Certainly, we can point to prominent exceptions. Take Naguib Mahfouz, the Egyptian writer who won the Nobel Prize in Literature in 1988.

When it comes to science, some critics say that corrupt Arab leaders lined their own pockets and paid off vast patronage systems rather than investing their countries' resources in research and technology. Many of us know brilliant but frustrated Muslim scientists who left their homelands to pursue careers in the West.

Beeman is among scholars who argue that there are many more Maguib Mahfouzes in Muslim countries. They just haven't been recognized by the West.

Sudden eclipse
Beeman also said, though, that the Industrial Revolution did eclipse advances in the Middle East.

In less than a century, European nations surpassed their Muslim neighbors with superior technologies in military equipment, manufacturing systems, transportation, etc. The Europeans also organized themselves in nation-state systems that were utterly foreign to the orientation of the Muslim world, where it had been possible to travel from northern Africa to China without encountering the obstacles of customs, tariffs and strict national borders.

"It was very sudden," Beeman said.

And it set the stage for what happened as the colonial era ended in the Middle East.

Strapped for money to modernize their own states, Middle Eastern leaders forged partnerships with Europeans. Eventually the European nations and later the Americans were propping up dictators who couldn't have stood on their own.

"This was what set up the protests for today," Beeman said. "You have potentates, in league with external economic and political powers, who ruled in dictatorial fashion over their populations."

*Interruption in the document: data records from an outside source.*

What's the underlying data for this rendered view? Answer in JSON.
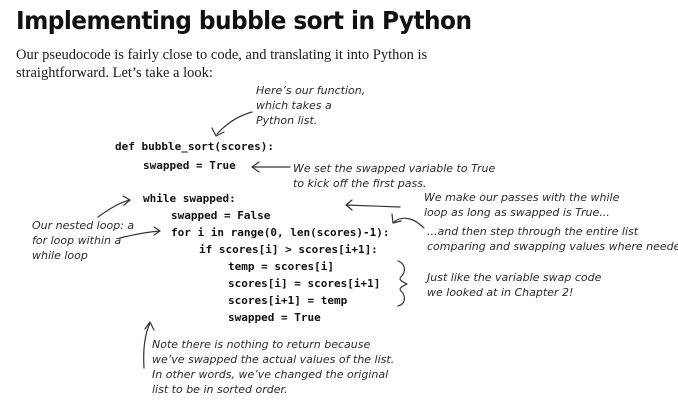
{
  "heading": "Implementing bubble sort in Python",
  "intro": {
    "line1": "Our pseudocode is fairly close to code, and translating it into Python is",
    "line2": "straightforward. Let’s take a look:"
  },
  "code": [
    "def bubble_sort(scores):",
    "swapped = True",
    "while swapped:",
    "swapped = False",
    "for i in range(0, len(scores)-1):",
    "if scores[i] > scores[i+1]:",
    "temp = scores[i]",
    "scores[i] = scores[i+1]",
    "scores[i+1] = temp",
    "swapped = True"
  ],
  "annotations": {
    "function_note": [
      "Here’s our function,",
      "which takes a",
      "Python list."
    ],
    "swapped_note": [
      "We set the swapped variable to True",
      "to kick off the first pass."
    ],
    "while_note": [
      "We make our passes with the while",
      "loop as long as swapped is True..."
    ],
    "for_note": [
      "...and then step through the entire list",
      "comparing and swapping values where needed."
    ],
    "swap_note": [
      "Just like the variable swap code",
      "we looked at in Chapter 2!"
    ],
    "nested_note": [
      "Our nested loop: a",
      "for loop within a",
      "while loop"
    ],
    "return_note": [
      "Note there is nothing to return because",
      "we’ve swapped the actual values of the list.",
      "In other words, we’ve changed the original",
      "list to be in sorted order."
    ]
  }
}
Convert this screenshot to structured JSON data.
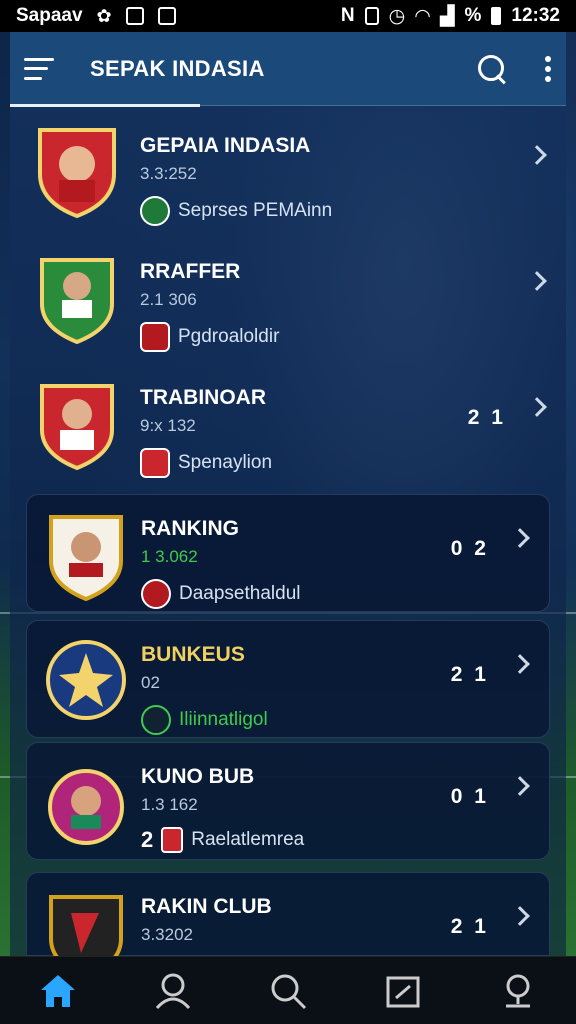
{
  "status_bar": {
    "carrier": "Sapaav",
    "battery_text": "%",
    "time": "12:32"
  },
  "app_bar": {
    "title": "SEPAK INDASIA"
  },
  "teams": [
    {
      "name": "GEPAIA INDASIA",
      "meta": "3.3:252",
      "sub": "Seprses PEMAinn",
      "score": "",
      "crest_color": "#c9272d"
    },
    {
      "name": "RRAFFER",
      "meta": "2.1 306",
      "sub": "Pgdroaloldir",
      "score": "",
      "crest_color": "#2a8c3a"
    },
    {
      "name": "TRABINOAR",
      "meta": "9:x 132",
      "sub": "Spenaylion",
      "score": "2 1",
      "crest_color": "#c9272d"
    },
    {
      "name": "RANKING",
      "meta": "1 3.062",
      "sub": "Daapsethaldul",
      "score": "0 2",
      "crest_color": "#ffffff"
    },
    {
      "name": "BUNKEUS",
      "meta": "02",
      "sub": "Iliinnatligol",
      "score": "2 1",
      "crest_color": "#1a3a80"
    },
    {
      "name": "KUNO BUB",
      "meta": "1.3 162",
      "sub": "Raelatlemrea",
      "score": "0 1",
      "crest_color": "#b0247a"
    },
    {
      "name": "RAKIN CLUB",
      "meta": "3.3202",
      "sub": "",
      "score": "2 1",
      "crest_color": "#d4a11c"
    }
  ],
  "sub_prefix_kuno": "2",
  "colors": {
    "accent": "#2aa6ff",
    "app_bar": "#1b4a7a",
    "name_yellow": "#f0d060",
    "green_text": "#3ecb4e"
  },
  "bottom_nav": [
    "home-icon",
    "profile-icon",
    "search-icon",
    "calendar-icon",
    "map-pin-icon"
  ]
}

What the protesters have made abundantly clear is that these propped-up dictators have outlived their time. The protestors are demanding a chance to stand on their own and reclaim the dignity and cultural respect that is their heritage.

Information on U of M conference
The U of M conference is to highlight that heritage, exploring Islamic culture in its history and also its modern-day facets on topics including architecture, the arts and aesthetics, science and theater.

Most of the lectures and other events are free and open to the public. A schedule and more information is available here. The presentations of "Journey" are free at the Rarig Center, but there is a charge of $10 to $20 after it moves to the Children's Theater in March. For both venues, you'll need to make reservations.